The Montrose Sign
Since the Montrose business district became the Montrose Shopping Park in 1967, there has been a sign at each entrance welcoming shoppers. At the intersections of Honolulu Avenue and Verdugo Road on the east, and Honolulu and Las Palmas Avenue on the west, a curving monument sign proclaims “Montrose Shopping Park” along with a stylized mountain range artwork. It’s made of cast concrete and has been there for many years.
The first Montrose Shopping Park sign was installed when the shopping park opened in ’67. There was a long low wall at Honolulu and Verdugo (right where the sign is today).
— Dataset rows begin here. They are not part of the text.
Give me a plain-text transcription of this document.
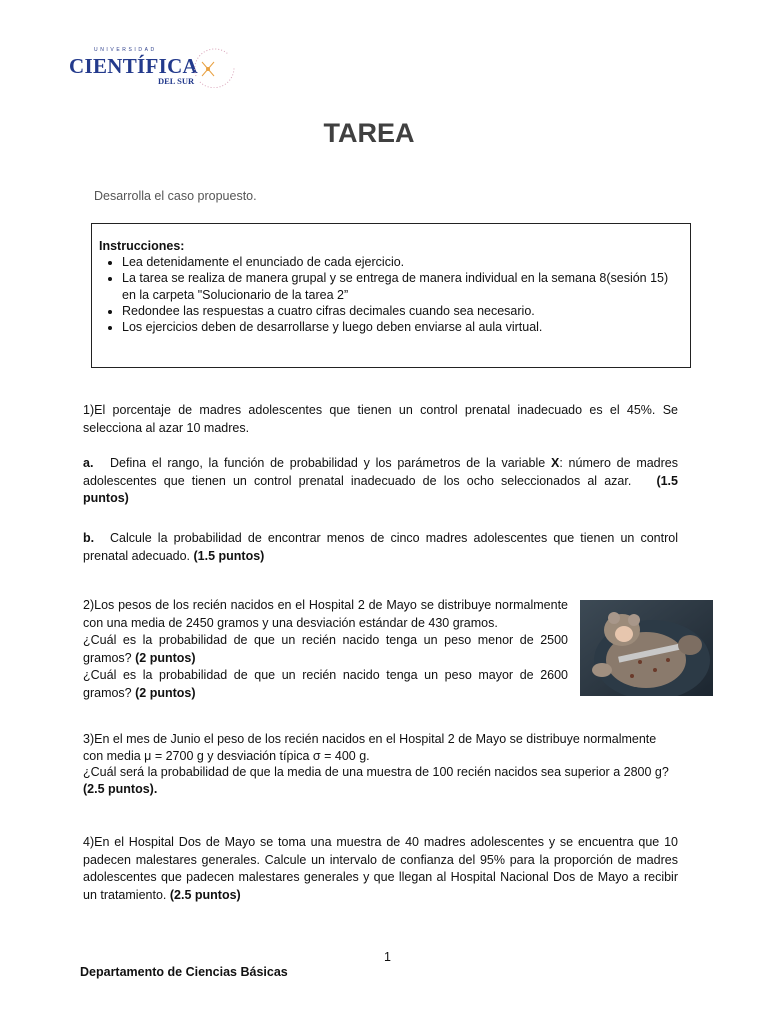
UNIVERSIDAD
CIENTÍFICA
DEL SUR
TAREA
Desarrolla el caso propuesto.
Instrucciones:
• Lea detenidamente el enunciado de cada ejercicio.
• La tarea se realiza de manera grupal y se entrega de manera individual en la semana 8(sesión 15) en la carpeta "Solucionario de la tarea 2”
• Redondee las respuestas a cuatro cifras decimales cuando sea necesario.
• Los ejercicios deben de desarrollarse y luego deben enviarse al aula virtual.
1)El porcentaje de madres adolescentes que tienen un control prenatal inadecuado es el 45%. Se selecciona al azar 10 madres.
a. Defina el rango, la función de probabilidad y los parámetros de la variable X: número de madres adolescentes que tienen un control prenatal inadecuado de los ocho seleccionados al azar. (1.5 puntos)
b. Calcule la probabilidad de encontrar menos de cinco madres adolescentes que tienen un control prenatal adecuado. (1.5 puntos)
2)Los pesos de los recién nacidos en el Hospital 2 de Mayo se distribuye normalmente con una media de 2450 gramos y una desviación estándar de 430 gramos.
¿Cuál es la probabilidad de que un recién nacido tenga un peso menor de 2500 gramos? (2 puntos)
¿Cuál es la probabilidad de que un recién nacido tenga un peso mayor de 2600 gramos? (2 puntos)
3)En el mes de Junio el peso de los recién nacidos en el Hospital 2 de Mayo se distribuye normalmente con media μ = 2700 g y desviación típica σ = 400 g.
¿Cuál será la probabilidad de que la media de una muestra de 100 recién nacidos sea superior a 2800 g? (2.5 puntos).
4)En el Hospital Dos de Mayo se toma una muestra de 40 madres adolescentes y se encuentra que 10 padecen malestares generales. Calcule un intervalo de confianza del 95% para la proporción de madres adolescentes que padecen malestares generales y que llegan al Hospital Nacional Dos de Mayo a recibir un tratamiento. (2.5 puntos)
1
Departamento de Ciencias Básicas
It was coated in white stucco and had the words “Montrose Shopping Park” in raised metal letters mounted on the wall. It lasted a few years until a car accident took it out.
The next sign was wooden and it was configured like the current sign. In the 1970s there was a sign company in Montrose that specialized in wooden signs. (I think they were called Sign Works.) The wooden signs were wildly popular and many Montrose businesses sported these attractive wooden signs. (A couple can still be spotted today.)
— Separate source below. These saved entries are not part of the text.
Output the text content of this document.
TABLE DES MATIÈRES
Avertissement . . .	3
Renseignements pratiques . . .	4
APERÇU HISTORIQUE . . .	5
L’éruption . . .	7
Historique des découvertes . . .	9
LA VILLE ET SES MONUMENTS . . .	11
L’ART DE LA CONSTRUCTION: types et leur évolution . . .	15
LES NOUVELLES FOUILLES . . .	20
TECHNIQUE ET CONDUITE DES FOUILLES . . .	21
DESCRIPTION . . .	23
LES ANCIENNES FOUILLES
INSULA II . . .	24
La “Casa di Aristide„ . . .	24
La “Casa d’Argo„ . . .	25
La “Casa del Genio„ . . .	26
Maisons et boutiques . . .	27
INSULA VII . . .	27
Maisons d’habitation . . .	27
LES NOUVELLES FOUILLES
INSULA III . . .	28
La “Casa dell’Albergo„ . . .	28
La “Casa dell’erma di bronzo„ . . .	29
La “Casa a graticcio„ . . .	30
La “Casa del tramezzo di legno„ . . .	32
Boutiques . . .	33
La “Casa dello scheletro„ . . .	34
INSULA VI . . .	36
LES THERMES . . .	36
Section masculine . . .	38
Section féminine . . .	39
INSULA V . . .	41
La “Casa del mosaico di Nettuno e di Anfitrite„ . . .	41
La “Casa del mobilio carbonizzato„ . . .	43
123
But the wooden Montrose Shopping Park sign was exposed to the elements. It eventually warped and cracked, necessitating its removal. The current cast cement signs were installed to replace the wooden signs.
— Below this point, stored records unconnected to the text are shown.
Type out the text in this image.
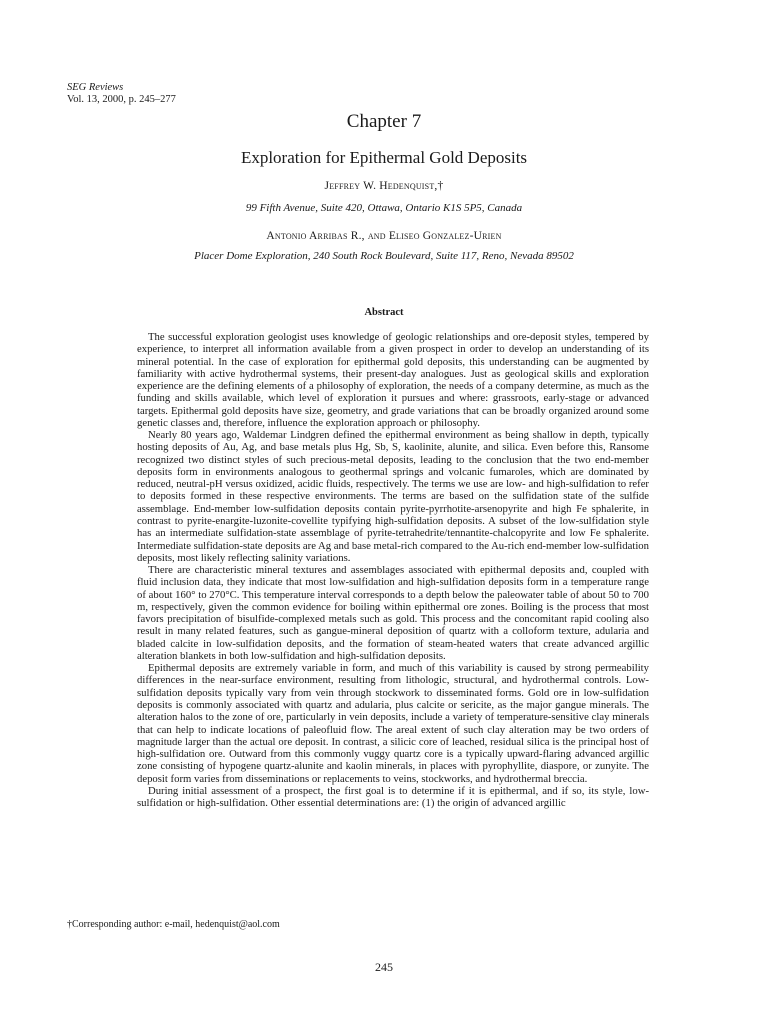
SEG Reviews
Vol. 13, 2000, p. 245–277
Chapter 7
Exploration for Epithermal Gold Deposits
Jeffrey W. Hedenquist,†
99 Fifth Avenue, Suite 420, Ottawa, Ontario K1S 5P5, Canada
Antonio Arribas R., and Eliseo Gonzalez-Urien
Placer Dome Exploration, 240 South Rock Boulevard, Suite 117, Reno, Nevada 89502
Abstract

The successful exploration geologist uses knowledge of geologic relationships and ore-deposit styles, tempered by experience, to interpret all information available from a given prospect in order to develop an understanding of its mineral potential. In the case of exploration for epithermal gold deposits, this understanding can be augmented by familiarity with active hydrothermal systems, their present-day analogues. Just as geological skills and exploration experience are the defining elements of a philosophy of exploration, the needs of a company determine, as much as the funding and skills available, which level of exploration it pursues and where: grassroots, early-stage or advanced targets. Epithermal gold deposits have size, geometry, and grade variations that can be broadly organized around some genetic classes and, therefore, influence the exploration approach or philosophy.

Nearly 80 years ago, Waldemar Lindgren defined the epithermal environment as being shallow in depth, typically hosting deposits of Au, Ag, and base metals plus Hg, Sb, S, kaolinite, alunite, and silica. Even before this, Ransome recognized two distinct styles of such precious-metal deposits, leading to the conclusion that the two end-member deposits form in environments analogous to geothermal springs and volcanic fumaroles, which are dominated by reduced, neutral-pH versus oxidized, acidic fluids, respectively. The terms we use are low- and high-sulfidation to refer to deposits formed in these respective environments. The terms are based on the sulfidation state of the sulfide assemblage. End-member low-sulfidation deposits contain pyrite-pyrrhotite-arsenopyrite and high Fe sphalerite, in contrast to pyrite-enargite-luzonite-covellite typifying high-sulfidation deposits. A subset of the low-sulfidation style has an intermediate sulfidation-state assemblage of pyrite-tetrahedrite/tennantite-chalcopyrite and low Fe sphalerite. Intermediate sulfidation-state deposits are Ag and base metal-rich compared to the Au-rich end-member low-sulfidation deposits, most likely reflecting salinity variations.

There are characteristic mineral textures and assemblages associated with epithermal deposits and, coupled with fluid inclusion data, they indicate that most low-sulfidation and high-sulfidation deposits form in a temperature range of about 160° to 270°C. This temperature interval corresponds to a depth below the paleowater table of about 50 to 700 m, respectively, given the common evidence for boiling within epithermal ore zones. Boiling is the process that most favors precipitation of bisulfide-complexed metals such as gold. This process and the concomitant rapid cooling also result in many related features, such as gangue-mineral deposition of quartz with a colloform texture, adularia and bladed calcite in low-sulfidation deposits, and the formation of steam-heated waters that create advanced argillic alteration blankets in both low-sulfidation and high-sulfidation deposits.

Epithermal deposits are extremely variable in form, and much of this variability is caused by strong permeability differences in the near-surface environment, resulting from lithologic, structural, and hydrothermal controls. Low-sulfidation deposits typically vary from vein through stockwork to disseminated forms. Gold ore in low-sulfidation deposits is commonly associated with quartz and adularia, plus calcite or sericite, as the major gangue minerals. The alteration halos to the zone of ore, particularly in vein deposits, include a variety of temperature-sensitive clay minerals that can help to indicate locations of paleofluid flow. The areal extent of such clay alteration may be two orders of magnitude larger than the actual ore deposit. In contrast, a silicic core of leached, residual silica is the principal host of high-sulfidation ore. Outward from this commonly vuggy quartz core is a typically upward-flaring advanced argillic zone consisting of hypogene quartz-alunite and kaolin minerals, in places with pyrophyllite, diaspore, or zunyite. The deposit form varies from disseminations or replacements to veins, stockworks, and hydrothermal breccia.

During initial assessment of a prospect, the first goal is to determine if it is epithermal, and if so, its style, low-sulfidation or high-sulfidation. Other essential determinations are: (1) the origin of advanced argillic

†Corresponding author: e-mail, hedenquist@aol.com
245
But let’s step back in time nearly 100 years to 1925. Montrose, like the rest of the valley, was booming. New buildings were going up and businesses were thriving in the 2200 block of Honolulu, the block between Verdugo and Ocean View Boulevard. (The 2300 block was still mostly undeveloped.) Like now, the businesses worked cooperatively to enrich the shopping area. Back in those days that meant paying for paved streets and streetlights. But also on the merchants’ minds was the idea of a big Montrose sign that would welcome shoppers on Honolulu.
After the design selection was settled on a wooden electric sign that would hang high across Honolulu, there was much discussion about where to place it and how to pay for it. Of course there was a lot of controversy about paying for the sign and for paying the electric bill once it was installed. Eventually the Montrose Chamber of Commerce created a “special lighting district” and each business was assessed a certain charge.
But there was quite a bit of controversy about where the sign should hang as well. Some favored above the Verdugo end of Honolulu while others wanted a mid-block position, or at Ocean View. The arguments got so hot that the sign concept was almost scrapped. But finally the center position won out and the sign was hung on poles installed on either side of Honolulu about where Black Cow and Andersen’s Pets is today.
Here’s how the sign looked per the local paper: “The sign swings gaily across Honolulu Avenue just east of the Montrose Theater building, and at night the M-O-N-T shines green and the R-O-S-E shines red, outlined in colored electric lights, while beneath is hung a smaller sign in the semblance of a log with the words ‘Gateway of the Verdugo Hills.’” We don’t know how long it lasted.
As an aside, we just had the annual Christmas tree lighting at Honolulu and Ocean View. Back in 1925 the Montrose Christmas tree was an actual growing tree located on one side of a real estate office on the northeast corner of Honolulu and Verdugo, where the liquor store is located today. Here’s what the paper wrote about it at the time:
“For years past the pretty evergreen on the west side of Fred Anderson’s real estate office at Montrose has done duty as a community Christmas tree, and this year it is as pretty and bright as ever in its holiday dress of colored lights and tinsel ….
A special feature of this year’s decorations is a big star with colored lights at the points and a blinking light in the center. On account of its location, the tree is conspicuous from all directions and proclaims a welcome and good cheer to all comers.”